There’s been a lot of talk about the subject of Gamification recently; it’s the buzz topic in marketing and its impact will most likely grow over the next couple of years. But what is it? And what does it mean for marketers?
Gamification – it’s not making games
There’s a misconception that Gamification is all about making games. Let’s be clear: it isn’t. This is an oversimplification. We’re not trying to create the next Angry Birds for our clients, for a number of reasons. One, in a technical sense, it’s very difficult to do well. Two, actually creating a game around a brand isn’t simple. A good game would resonate with the brand’s identity and ethos. It’s much easier for a sports brand to create a game than a computer hardware brand. So, if it isn’t gaming, what is it?
Gamification is the process of using gaming methodologies to create a connection to the user. When playing games, we are constantly rewarded for our participation. This can be through gaining achievements, opening up new areas or levels, or by achieving some sort of status. Here are some examples:
- Team Fortress 2 by Valve – in team-based first person shooting game you are awarded achievements for in-game actions. Reaching milestones for the number of opponents killed, or for capturing places on the map, are rewarded with a cheer and in-game fireworks above your character’s head. Your achievement is not just recorded on your record, but is broadcast to all the other players as well.
- Angry Birds by Rovio – this also utilises the achievements reward structure, but at its heart it is the episodes and levels that keep us hooked. The game is split into a number of themed episodes, each containing a number of levels. Completing a level opens up a new level, until we complete the episode and unlock the ending movie. We always feel the pull of ‘Just one more level’.
- Farmville by Zynga – this popular Facebook game uses statuses to differentiate players’ progress in the game. As the player moves through the game and gains experience points, their title changes.

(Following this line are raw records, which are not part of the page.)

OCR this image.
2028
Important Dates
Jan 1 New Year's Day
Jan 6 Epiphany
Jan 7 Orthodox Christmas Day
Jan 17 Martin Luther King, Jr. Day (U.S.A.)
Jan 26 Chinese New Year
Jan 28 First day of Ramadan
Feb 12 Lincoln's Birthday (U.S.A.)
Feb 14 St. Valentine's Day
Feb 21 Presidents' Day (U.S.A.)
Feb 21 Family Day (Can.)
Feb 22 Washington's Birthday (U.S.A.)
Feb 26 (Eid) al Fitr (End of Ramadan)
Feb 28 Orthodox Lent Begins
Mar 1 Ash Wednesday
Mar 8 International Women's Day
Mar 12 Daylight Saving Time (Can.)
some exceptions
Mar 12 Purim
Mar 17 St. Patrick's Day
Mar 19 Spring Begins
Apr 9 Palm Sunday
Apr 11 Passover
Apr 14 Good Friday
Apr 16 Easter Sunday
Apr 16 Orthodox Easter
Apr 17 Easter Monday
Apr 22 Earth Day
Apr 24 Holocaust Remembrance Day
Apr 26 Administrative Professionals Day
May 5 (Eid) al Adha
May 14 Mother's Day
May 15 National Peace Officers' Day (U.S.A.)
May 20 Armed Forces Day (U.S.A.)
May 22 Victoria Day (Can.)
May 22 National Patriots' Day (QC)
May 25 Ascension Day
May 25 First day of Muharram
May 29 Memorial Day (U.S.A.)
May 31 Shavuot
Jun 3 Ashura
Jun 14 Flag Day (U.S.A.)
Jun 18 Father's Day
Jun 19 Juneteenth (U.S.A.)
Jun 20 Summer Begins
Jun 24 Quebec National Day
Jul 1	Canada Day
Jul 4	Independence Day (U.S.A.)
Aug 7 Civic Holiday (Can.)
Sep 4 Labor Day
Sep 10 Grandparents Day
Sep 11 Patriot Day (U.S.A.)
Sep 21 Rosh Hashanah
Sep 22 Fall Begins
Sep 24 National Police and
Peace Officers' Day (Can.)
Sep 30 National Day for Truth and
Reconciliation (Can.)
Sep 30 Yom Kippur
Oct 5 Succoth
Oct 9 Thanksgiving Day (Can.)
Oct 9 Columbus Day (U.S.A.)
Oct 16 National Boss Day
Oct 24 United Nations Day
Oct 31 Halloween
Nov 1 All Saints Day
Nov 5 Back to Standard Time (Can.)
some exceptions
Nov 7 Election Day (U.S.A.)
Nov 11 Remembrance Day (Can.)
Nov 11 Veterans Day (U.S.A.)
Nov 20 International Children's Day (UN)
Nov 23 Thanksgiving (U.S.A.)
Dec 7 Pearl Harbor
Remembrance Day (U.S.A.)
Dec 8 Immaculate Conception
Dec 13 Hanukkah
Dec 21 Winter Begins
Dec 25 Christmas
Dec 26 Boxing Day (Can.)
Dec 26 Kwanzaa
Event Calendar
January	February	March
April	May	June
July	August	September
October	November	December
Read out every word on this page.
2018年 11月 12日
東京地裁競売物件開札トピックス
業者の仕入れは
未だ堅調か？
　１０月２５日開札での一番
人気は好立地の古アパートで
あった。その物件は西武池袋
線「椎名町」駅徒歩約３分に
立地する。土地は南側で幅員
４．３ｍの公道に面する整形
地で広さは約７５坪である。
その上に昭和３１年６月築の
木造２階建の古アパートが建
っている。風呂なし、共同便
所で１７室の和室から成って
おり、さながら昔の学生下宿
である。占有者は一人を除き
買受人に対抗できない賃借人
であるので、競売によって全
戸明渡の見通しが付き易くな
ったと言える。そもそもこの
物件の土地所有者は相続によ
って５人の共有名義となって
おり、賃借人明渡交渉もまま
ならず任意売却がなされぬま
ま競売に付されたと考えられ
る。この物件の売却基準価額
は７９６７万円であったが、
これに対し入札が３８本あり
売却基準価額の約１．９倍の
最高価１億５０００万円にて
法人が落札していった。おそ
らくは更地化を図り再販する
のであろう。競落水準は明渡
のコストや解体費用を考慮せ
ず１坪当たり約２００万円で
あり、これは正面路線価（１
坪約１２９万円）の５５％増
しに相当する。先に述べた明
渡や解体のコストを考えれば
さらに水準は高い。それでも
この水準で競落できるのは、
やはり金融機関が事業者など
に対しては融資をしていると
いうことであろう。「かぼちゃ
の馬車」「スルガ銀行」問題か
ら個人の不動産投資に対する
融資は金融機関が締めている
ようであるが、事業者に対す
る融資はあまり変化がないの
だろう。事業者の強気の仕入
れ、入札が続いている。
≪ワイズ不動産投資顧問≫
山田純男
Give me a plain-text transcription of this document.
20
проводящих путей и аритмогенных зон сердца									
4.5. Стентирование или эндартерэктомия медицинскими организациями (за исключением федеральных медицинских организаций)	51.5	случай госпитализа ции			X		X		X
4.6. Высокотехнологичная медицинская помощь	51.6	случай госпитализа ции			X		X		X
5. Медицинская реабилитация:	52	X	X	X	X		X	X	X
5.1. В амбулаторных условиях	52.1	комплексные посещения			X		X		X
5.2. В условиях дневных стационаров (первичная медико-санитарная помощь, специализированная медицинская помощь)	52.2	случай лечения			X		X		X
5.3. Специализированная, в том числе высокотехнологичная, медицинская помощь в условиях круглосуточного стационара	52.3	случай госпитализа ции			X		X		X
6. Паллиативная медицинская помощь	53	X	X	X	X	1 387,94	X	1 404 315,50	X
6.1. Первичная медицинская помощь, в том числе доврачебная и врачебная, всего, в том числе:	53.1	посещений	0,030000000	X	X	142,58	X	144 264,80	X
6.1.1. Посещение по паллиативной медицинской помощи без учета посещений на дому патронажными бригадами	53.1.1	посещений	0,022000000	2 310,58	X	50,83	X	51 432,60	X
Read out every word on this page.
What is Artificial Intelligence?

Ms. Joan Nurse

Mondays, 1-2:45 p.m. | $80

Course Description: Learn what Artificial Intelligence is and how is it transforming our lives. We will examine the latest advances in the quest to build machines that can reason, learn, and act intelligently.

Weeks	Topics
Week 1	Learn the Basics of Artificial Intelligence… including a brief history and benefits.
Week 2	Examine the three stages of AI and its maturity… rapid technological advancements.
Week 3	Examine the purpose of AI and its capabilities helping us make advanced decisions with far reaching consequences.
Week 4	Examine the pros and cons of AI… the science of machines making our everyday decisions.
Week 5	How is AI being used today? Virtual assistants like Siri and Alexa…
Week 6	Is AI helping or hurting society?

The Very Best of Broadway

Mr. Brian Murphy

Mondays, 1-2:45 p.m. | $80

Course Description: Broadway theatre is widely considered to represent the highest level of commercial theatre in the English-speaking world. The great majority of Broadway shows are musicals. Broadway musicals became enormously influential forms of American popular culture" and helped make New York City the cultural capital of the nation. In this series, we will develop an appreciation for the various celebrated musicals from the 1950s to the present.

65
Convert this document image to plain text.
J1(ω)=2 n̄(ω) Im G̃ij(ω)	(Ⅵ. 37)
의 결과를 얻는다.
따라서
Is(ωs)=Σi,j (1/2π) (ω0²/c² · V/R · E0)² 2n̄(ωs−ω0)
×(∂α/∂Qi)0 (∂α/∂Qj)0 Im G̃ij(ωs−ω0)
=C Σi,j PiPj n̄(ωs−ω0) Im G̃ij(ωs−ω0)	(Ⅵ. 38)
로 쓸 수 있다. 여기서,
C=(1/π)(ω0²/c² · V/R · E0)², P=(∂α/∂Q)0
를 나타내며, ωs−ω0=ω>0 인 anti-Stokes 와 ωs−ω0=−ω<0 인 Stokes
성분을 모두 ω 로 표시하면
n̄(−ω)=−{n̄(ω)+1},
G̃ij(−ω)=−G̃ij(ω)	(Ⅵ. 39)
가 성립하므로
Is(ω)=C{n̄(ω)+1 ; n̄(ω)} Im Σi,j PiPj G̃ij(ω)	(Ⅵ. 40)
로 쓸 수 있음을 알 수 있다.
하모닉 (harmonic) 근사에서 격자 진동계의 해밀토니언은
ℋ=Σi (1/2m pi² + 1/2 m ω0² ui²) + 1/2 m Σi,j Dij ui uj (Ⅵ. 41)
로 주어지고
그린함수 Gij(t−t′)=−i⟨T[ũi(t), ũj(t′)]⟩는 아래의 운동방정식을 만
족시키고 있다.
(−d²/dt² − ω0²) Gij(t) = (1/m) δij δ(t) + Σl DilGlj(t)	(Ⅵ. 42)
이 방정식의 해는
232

Starting off as a simple ‘Field Hand’, they can make their way up to ‘Master of Pasture’ or ‘Lord of the Plough’. Your title is a direct indication of your status within the game, and a something that is aspirational.
Gamification for the masses
- The user builds up check-ins at the location. The user with the most check-ins becomes ‘Mayor’ of the location
- The user gains achievements based upon the location they are checking into and the number of check-ins they have made in total. i.e. they receive the ‘Newbie’ badge for their first check-in, the ‘I’m on a boat’ achievement if they check-in whilst over water, and the ‘Local’ achievement for checking-in at the same place three times within a week.
As a marketer, can I use this?
Absolutely. Good marketing brings consumers closer to the brand, generating advocates and ultimately sales. Gamification creates the ‘stickiness’ between the two, and can be used within marketing practice. There are two approaches that can be taken:
1. Apply these ideas to your own product or service
This is the more involved approach, but can be extremely rewarding. Marketing Tech Blog provides some good tips on how to create a gamification strategy for your site or application. In essence, this consists of creating a series of goals (CTAs) for your user and then providing a series of actions to attain that goal, awarding points and achievements along the way, and always tracking their progress.
2. Use existing ‘sticky’ products in your campaigns
This is the easiest approach. Going back to Foursquare, we can see that brands are leveraging their userbase and rewards system to their advantage. Brands can now create their own pages on Foursquare and create brand badges which users can earn. Macy’s, CNN, and Toys ‘r’ us have all used this in their marketing campaigns.
As well as the introduction of some sponsored badges, their is also the simple process of linking reward to action, as discussed earlier i.e. if you are the Mayor of my shop, I’ll give you a free coffee every day.